El escritor entró al hospital de Buenos Aires, enfermo de cáncer, con la esperanza en una cirugía capaz de salvarlo. Sufría unos dolores terribles y las pesadillas agotaban sus pocas horas de descanso: el suicidio de su esposa, el homicidio involuntario de su mejor amigo; pérdidas que dolían y gritaban abarcando todos sus silencios -(sombras fantasmales de la muerte proyectadas al futuro, ya que su amante, la poeta Alfonsina Storni, estaba condenada al mismo destino)-. Horacio Quiroga, el autor de Cuentos de amor, de locura y de muerte y de los Cuentos de la selva, un escritor rodeado de tragedia, iba a recibir en su sala privada la dura noticia. No había operación posible. No había tratamiento. No existía una batalla. Su enfermedad había vencido.

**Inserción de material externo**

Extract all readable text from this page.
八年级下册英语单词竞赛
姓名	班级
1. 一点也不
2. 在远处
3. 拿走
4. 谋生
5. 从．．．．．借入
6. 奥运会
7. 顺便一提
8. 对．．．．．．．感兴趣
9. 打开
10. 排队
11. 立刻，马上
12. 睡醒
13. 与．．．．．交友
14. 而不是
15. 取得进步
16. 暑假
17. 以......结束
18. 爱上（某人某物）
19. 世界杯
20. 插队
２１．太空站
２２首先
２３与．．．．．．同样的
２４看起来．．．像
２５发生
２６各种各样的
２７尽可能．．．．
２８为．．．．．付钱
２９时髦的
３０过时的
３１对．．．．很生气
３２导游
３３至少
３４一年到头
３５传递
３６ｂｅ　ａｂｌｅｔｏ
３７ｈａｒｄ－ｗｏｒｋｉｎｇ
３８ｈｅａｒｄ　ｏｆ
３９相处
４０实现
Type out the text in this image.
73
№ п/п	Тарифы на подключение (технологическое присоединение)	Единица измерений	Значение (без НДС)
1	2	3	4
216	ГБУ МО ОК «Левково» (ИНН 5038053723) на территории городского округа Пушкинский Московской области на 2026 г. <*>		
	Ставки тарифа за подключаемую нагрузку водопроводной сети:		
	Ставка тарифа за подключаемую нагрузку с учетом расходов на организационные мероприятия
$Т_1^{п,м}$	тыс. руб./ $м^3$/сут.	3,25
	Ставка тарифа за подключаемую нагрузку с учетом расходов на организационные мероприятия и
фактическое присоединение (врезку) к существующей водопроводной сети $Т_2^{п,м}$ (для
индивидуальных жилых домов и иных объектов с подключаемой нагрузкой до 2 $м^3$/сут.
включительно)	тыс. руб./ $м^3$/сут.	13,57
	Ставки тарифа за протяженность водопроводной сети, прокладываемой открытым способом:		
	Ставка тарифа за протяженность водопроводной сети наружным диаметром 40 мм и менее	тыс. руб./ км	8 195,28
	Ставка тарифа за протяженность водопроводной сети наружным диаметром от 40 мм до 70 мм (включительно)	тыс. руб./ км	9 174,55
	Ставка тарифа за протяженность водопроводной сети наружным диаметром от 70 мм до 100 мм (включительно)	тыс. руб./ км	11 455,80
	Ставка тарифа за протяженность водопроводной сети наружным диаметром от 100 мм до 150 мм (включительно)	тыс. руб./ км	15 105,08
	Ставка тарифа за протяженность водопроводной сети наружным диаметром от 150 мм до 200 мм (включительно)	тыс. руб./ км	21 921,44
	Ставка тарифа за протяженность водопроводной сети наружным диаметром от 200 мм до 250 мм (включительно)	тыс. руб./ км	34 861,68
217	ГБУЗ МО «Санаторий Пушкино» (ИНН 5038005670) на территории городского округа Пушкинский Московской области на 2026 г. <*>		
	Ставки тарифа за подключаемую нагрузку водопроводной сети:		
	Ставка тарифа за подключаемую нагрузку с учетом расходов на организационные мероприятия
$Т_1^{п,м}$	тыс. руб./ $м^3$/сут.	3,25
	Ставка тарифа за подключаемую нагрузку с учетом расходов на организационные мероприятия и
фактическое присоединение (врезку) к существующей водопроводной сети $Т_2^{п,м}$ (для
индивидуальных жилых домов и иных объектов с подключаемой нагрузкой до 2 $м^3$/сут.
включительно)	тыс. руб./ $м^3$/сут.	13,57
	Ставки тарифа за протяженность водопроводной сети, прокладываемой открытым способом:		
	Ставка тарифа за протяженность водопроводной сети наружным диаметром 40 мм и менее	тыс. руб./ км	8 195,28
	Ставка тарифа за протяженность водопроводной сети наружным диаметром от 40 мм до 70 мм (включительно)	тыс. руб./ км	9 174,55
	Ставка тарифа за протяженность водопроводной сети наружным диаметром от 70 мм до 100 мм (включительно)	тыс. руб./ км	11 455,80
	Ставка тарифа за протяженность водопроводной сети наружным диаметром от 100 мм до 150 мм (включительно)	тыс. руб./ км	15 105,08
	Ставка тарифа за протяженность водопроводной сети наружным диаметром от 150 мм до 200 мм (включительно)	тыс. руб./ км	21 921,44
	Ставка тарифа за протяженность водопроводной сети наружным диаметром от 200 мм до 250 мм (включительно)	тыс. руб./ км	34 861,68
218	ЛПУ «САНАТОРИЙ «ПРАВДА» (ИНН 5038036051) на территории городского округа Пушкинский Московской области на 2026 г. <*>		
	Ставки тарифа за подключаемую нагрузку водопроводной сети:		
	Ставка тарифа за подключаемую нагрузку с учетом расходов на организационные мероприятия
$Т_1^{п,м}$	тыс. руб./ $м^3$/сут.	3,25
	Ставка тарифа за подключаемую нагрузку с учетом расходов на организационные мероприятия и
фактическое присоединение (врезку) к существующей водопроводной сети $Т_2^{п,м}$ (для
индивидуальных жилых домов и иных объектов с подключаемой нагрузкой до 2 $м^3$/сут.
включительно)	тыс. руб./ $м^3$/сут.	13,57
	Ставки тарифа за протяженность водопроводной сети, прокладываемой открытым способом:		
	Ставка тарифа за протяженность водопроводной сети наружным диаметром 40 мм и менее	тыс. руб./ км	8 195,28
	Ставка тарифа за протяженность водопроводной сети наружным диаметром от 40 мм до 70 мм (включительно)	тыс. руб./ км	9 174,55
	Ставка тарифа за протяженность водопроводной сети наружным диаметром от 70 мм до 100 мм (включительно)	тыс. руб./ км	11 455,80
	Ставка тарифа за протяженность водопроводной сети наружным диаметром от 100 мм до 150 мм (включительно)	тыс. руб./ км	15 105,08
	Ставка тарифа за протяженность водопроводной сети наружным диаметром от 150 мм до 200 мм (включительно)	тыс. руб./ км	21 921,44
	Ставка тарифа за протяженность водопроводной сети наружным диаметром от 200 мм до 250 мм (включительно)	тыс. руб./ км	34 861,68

Tratando de aclarar su mente, caminaba por los pasillos del hospital, cuando escuchó un extraño llanto tras una puerta. Habló con las enfermeras, que le contaron el origen del misterioso lamento. Se trataba de un enfermo que, por caridad, el hospital tenía confinado en los sótanos del edificio. Quiroga exigió conocer a ese paciente. Se trataba de Vicente Batistessa, conocido como «El Hombre Elefante», debido a las espantosas deformidades similares a las del tristemente célebre inglés Joseph Merrick. Repudiado socialmente, siempre tapado con sábanas sucias, estaba encerrado en soledad, considerado un monstruo sin voz. El escritor llevó a Vicente a su habitación. Realizó las gestiones necesarias en el hospital para compartir ese lugar privado. Poco a poco, logró ganarse su confianza. Por las noches leía en voz alta a Poe, y otras veces le narraba sus cuentos, llenos de dolor y de tristeza, pero con una verdad esencial que le mostraba otras vidas, tan duras como las suyas. «El Hombre Elefante» resultó ser un señor educado y amable, que apreciaba la literatura, extremadamente sensible y que en pocos días hablaba con delicadeza y cambió sus lamentos por sonrisas frente a quien sería su mejor amigo.
Es llegado a ese punto donde los dos hombres, que forjaron su amistad en la admiración y el dolor, iban a tomar una decisión dura, pero implacable. Vicente no pudo negarse ante el pedido del escritor, los dolores eran insoportables, la situación totalmente irreversible. Debía ayudarlo a morir. «El Hombre Elefante» consiguió la dosis de cianuro adecuada y asistió a su amigo para beberla. Se sentó a su lado mientras dormía.
Horacio Quiroga, que vivía feliz en la selva de Misiones cuando fue arrancado de allí por el dolor, murió aliviado en la ciudad. Lo último que miró fue a su amigo, un hombre de ojos dulces, que había descubierto tras una capa de piel gris y arrugada. Había visto un hombre donde todos veían a un animal.
Pasados unos días, Vicente Batistessa comenzó a trabajar en los jardines de aquel lugar. Cuidaba las plantas y los árboles, el color verde de los mismos se hizo cada vez más intenso. Por las noches recorría las habitaciones en penumbra y se ofrecía a leer cuentos y poemas a los enfermos terminales, sabiendo que hay un lugar perdido entre dos mundos donde el eco del dolor no llega; allí donde la vida y la muerte se enamoran a través de las palabras.
Murió como un personaje de sus cuentos. Su escritura fue tan trágica y enigmática como su vida.